Navigating the gig economy, whether on one’s own or through assorted temp agencies, can be a somewhat dicey proposition. While you can at least have somewhat of a say in the type of work you’d prefer, it doesn’t always pan out as one might hope. And when money gets tight and options become more and more limited, you’re often left with little choice but to suck it up and take on something you might not ordinarily endeavor under normal circumstances. Given the nature of the modern job market—particularly in the wake of a global pandemic that has left untold swaths of the population unemployed—the freedom to pick and choose different types of work can seem more and more appealing, despite the inherent uncertainty involved. Such is the case for the female protagonist in Hilary Leichter’s hallucinatory Temporary.
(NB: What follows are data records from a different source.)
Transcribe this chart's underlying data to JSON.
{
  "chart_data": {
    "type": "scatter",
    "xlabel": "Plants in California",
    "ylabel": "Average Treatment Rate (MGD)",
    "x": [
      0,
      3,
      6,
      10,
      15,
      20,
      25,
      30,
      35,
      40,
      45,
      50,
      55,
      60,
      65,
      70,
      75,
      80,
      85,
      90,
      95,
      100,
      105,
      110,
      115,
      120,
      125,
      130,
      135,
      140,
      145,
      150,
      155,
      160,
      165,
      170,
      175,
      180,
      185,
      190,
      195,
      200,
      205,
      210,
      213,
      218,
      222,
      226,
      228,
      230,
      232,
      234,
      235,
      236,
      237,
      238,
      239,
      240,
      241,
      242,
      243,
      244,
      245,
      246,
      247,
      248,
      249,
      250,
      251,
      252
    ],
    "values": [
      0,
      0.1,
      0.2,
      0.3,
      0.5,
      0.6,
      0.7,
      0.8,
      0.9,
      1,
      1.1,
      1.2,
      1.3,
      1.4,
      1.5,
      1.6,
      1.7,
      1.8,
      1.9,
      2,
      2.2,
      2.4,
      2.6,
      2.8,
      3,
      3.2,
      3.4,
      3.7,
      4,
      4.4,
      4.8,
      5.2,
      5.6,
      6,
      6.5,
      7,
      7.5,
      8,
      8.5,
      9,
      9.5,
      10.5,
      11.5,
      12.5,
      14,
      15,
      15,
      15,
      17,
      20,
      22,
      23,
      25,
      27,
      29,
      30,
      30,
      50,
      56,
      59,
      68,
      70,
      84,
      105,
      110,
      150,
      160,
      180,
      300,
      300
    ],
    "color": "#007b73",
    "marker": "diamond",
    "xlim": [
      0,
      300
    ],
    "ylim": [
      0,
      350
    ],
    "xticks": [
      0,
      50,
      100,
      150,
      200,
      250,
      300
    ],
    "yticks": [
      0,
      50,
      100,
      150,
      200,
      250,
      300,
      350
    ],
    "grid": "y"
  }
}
Moving from one increasingly absurd vocational premise to the next—pirate ship, empty house, human barnacle, assistant to an assassin, etc.—Leichter’s unnamed narrator seeks to do each job to the best of her abilities, filling in for those who’ve taken a leave of absence, lost their position or are otherwise in need of additional, temporary help. With this type of work seen as a sort of caste, she assumes the role of Temporary following her grandmother and mother before her, each of whom found themselves in equally absurd employment situations; these include working for a witch, a job that mostly involves paperwork, and one that is viewed as the lowest of the low for temporaries.

The narrator finds herself moving from one position to the next, often unpredictably, as when the woman whom she replaced on the pirate ship suddenly reappears with gifts for her crew mates, thus necessitating the narrator’s hasty dismissal via the plank (and this just after she began to feel herself slipping into the ship’s rhythms!). Yet each position lost leads to another unique opportunity, each of which may one day lead to something resembling a career. And while that prospect remains elusive, she comes to terms with the temporal nature of her very existence, both in the literal and existential sense.

With each position, she can just as easily be replaced as she does the replacing of individuals who came before her, many of whom bore similar or comparably proficient traits. The only thing that she has that can set her apart is her steadfast desire to do each job to the very best of her ability, even if, as with her work with the assassin, she comes to the hard realization that she, “just might not be cut out for the life that comes with killing.” And while each situation seems to escalate in terms of implausibility and absurdity, Leichter’s deft prose helps keep even the most out-there scenarios firmly rooted in a sense of realism and relatability for anyone who has found themselves faced with the prospect of any number of random assortments of jobs cobbled together in order to make a living.

At the heart of Temporary is the idea that nearly everything in our lives is just that. The narrator has a series of boyfriends whom she keeps around to address varying wants, needs and desires, all of whom ultimately get along and spend time together in her often-lengthy absences. And while she claims a favorite, each serves his specific purpose for her in any given moment, just as each prospective job serves as the means to an end. In this, the narrator is constantly in motion, constantly searching for something just beyond the scope of her grasp either personally or professionally.

Not only are her lovers and colleagues temporary, but she herself is perhaps the most temporary of them all, her very existence predicated on the amount of time she manages to spend on and with each. In one of the more devastating, and equally apt, conclusions reached following the termination of a position, the narrator muses, “The house was a house for a family, and I was filling in for a ghost.” Temporary offers a slyly satirical commentary on both modern society, the modern workforce—Leichter’s thinly-veiled takedown of corporate politics via a band of pirates is particularly insightful and resonant for anyone who’s had the misfortunate of stepping foot into the corporate world—and our own impermanence.